Thyroid cancer cases in Minnesota, by age

Rate of new thyroid cancer cases, aggregated from 2004 to 2013.
Rate of new thyroid cancer cases, aggregated from 2004 to 2013.

The rate of thyroid cancer is higher overall among females compared to males. The risk of thyroid cancer increases for women through 64 years of age and then declines. Rates among males follow a more typical pattern, increasing steadily through age 80. 

What is thyroid cancer?

The thyroid gland is located at the base of the throat, below the "Adam's apple." It produces hormones that help control weight, heart rate, blood pressure and body temperature. Thyroid nodules (or bumps) are common and most, more than 90%, are not cancerous. Those that are cancerous are usually very treatable, with the exception of anaplastic thyroid cancer, a rare type making up about 1% of all thyroid cancers.

What are the risk factors for thyroid cancer?

  • Radiation: Exposure to radiation, especially as a child, is the only known risk factor.
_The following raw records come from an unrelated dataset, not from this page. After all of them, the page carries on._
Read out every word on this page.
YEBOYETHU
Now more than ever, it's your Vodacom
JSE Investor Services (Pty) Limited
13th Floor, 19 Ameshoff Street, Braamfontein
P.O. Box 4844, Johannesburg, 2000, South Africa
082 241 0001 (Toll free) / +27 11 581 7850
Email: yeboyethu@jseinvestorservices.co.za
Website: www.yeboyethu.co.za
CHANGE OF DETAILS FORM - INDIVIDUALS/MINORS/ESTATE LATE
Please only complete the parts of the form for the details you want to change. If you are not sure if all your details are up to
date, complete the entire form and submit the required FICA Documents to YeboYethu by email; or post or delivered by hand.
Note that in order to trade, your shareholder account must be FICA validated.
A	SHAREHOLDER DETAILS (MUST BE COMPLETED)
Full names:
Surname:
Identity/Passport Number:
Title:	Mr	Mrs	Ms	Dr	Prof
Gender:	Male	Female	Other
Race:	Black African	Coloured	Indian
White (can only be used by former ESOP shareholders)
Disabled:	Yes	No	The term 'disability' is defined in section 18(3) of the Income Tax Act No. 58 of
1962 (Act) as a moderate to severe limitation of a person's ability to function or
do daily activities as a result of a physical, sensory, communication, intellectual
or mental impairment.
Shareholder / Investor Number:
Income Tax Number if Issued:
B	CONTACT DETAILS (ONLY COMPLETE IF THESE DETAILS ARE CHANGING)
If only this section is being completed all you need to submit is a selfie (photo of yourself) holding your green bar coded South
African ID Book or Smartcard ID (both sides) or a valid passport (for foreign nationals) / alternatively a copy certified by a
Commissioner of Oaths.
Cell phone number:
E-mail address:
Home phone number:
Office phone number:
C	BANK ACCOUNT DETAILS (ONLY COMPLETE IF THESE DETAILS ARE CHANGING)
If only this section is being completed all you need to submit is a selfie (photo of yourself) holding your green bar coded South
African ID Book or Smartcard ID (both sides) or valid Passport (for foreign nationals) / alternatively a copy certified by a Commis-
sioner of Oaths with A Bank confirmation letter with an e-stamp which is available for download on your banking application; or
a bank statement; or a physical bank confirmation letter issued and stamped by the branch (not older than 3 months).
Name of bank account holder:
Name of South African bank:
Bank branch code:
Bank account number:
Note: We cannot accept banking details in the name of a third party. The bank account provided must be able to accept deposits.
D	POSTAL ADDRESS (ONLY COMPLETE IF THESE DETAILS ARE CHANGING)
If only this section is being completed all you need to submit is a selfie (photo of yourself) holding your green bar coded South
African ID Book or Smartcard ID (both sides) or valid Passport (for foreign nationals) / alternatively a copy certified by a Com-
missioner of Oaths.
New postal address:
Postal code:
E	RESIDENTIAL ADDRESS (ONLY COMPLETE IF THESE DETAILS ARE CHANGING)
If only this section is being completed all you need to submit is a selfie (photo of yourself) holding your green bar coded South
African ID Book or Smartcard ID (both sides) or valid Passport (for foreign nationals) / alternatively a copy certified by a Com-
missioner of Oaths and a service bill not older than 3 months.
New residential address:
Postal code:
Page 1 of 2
This is generally not an issue for most Minnesotans, although some may have been exposed for medical treatments or to other rare sources of radiation.
  • Sex: Thyroid cancer is one of the few cancers where females have a much higher rate than males. Since the incidence of thyroid cancer dramatically increases for young and middle-aged women, researchers suspect some hormonal/reproductive connection. 
  • A few hereditary conditions increase the risk of thyroid cancer, but these represent very few thyroid cancers.
  • Lack of iodine is a risk factor for follicular thyroid cancer, but this is not a factor in the United States since iodine is added to table salt and other foods. Other studies, however, show that too much iodine in the diet may increase the risk of papillary thyroid cancer. More studies are needed to know whether iodine is a risk factor.

How can thyroid cancer be prevented?

The cause of most thyroid cancers is unknown, so there are no proven methods to prevent most types. The only effective prevention strategy is to avoid radiation exposure (e.g., use lead shields during medical X-rays). Radiation exposure, especially in childhood, is a known risk factor for thyroid cancer. As a result, doctors no longer use radiation treatment for less serious diseases. Children, furthermore, should avoid any unnecessary x-rays. In some cases, a family history of thyroid cancer may prompt genetic testing for certain types of thyroid cancer, as some familial types can be treated early or prevented.